Induced C−C Coupling by Amorphous‐Crystalline Hybrid Structure for Selective CO2 Photoreduction into C2 Fuels

Abstract Selective photoreduction of carbon dioxide (CO 2 ) into high‐value C 2 products remains a formidable challenge due to the elusive C−C coupling step. Herein, the novel concept is first introduced that an amorphous‐crystalline hybrid structure can galvanize previously inert metal atoms, thereby establishing highly active dual sites. This ingenious configuration promotes the C−C coupling, paving the way for CO 2 photoreduction into C 2 products. Taking the Bi 2 MoO 6 nanosheets anchored by amorphous FeOOH species as an example, X‐ray photoelectron spectroscopy (XPS) spectra and X‐ray absorption near edge structure spectra and density functional theoretical (DFT) calculations confirm the electron transfer from FeOOH to Bi 2 MoO 6 nanosheets.

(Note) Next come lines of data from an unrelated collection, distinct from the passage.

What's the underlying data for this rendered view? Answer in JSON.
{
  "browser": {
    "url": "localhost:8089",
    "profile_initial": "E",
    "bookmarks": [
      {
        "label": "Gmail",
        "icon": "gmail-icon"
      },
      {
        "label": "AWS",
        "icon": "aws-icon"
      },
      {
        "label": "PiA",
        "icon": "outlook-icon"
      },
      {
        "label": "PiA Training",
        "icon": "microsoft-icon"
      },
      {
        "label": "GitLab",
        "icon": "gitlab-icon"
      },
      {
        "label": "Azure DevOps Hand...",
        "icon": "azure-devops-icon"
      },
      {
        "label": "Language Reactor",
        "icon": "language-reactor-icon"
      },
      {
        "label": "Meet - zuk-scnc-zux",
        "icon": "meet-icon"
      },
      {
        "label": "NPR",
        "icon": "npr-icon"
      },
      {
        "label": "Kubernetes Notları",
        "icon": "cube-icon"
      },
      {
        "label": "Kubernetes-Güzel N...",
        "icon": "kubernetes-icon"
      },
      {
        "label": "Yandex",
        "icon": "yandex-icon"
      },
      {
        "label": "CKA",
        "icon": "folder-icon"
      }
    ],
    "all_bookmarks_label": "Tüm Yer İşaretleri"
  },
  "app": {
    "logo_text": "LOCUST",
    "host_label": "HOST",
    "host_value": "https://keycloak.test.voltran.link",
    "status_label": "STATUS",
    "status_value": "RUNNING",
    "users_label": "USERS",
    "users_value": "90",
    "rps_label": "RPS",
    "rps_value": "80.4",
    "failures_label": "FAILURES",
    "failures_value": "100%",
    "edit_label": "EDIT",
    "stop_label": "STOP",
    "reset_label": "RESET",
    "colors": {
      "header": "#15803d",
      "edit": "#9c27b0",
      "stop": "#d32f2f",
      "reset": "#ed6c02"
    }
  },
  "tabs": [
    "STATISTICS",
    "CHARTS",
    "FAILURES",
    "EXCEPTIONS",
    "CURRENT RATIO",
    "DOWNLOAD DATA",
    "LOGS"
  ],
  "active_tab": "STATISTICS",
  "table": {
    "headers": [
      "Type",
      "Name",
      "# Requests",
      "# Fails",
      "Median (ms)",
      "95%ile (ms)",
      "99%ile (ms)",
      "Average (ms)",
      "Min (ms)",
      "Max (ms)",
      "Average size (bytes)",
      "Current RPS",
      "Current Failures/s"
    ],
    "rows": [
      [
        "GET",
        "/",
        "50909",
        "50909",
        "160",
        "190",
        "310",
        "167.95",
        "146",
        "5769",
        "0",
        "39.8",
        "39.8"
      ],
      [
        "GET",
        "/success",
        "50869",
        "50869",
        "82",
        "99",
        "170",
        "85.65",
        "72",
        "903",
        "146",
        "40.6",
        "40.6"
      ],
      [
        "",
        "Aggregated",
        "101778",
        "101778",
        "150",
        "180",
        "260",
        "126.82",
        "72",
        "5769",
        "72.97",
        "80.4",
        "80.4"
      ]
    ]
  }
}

Thus, the introduction of FeOOH activates the nonoperative Bi sites for the construction of Bi−Mo dual sites, verified by the in situ XPS spectra and DFT calculations. Gibbs free energy calculations revealed the formation energy barrier of C−C coupling is hugely lowed from 3.41 to 0.45 eV thanks to the presence of FeOOH species. Therefore, the FeOOHBi 2 MoO 6 nanosheets are a game changer, delivering the sole liquid product, acetic acid, with an impressive electron selectivity of ≈86.9%. In contrast, the Bi 2 MoO 6 nanosheets lag behind, only capable of producing carbon monoxide from CO 2 photoreduction.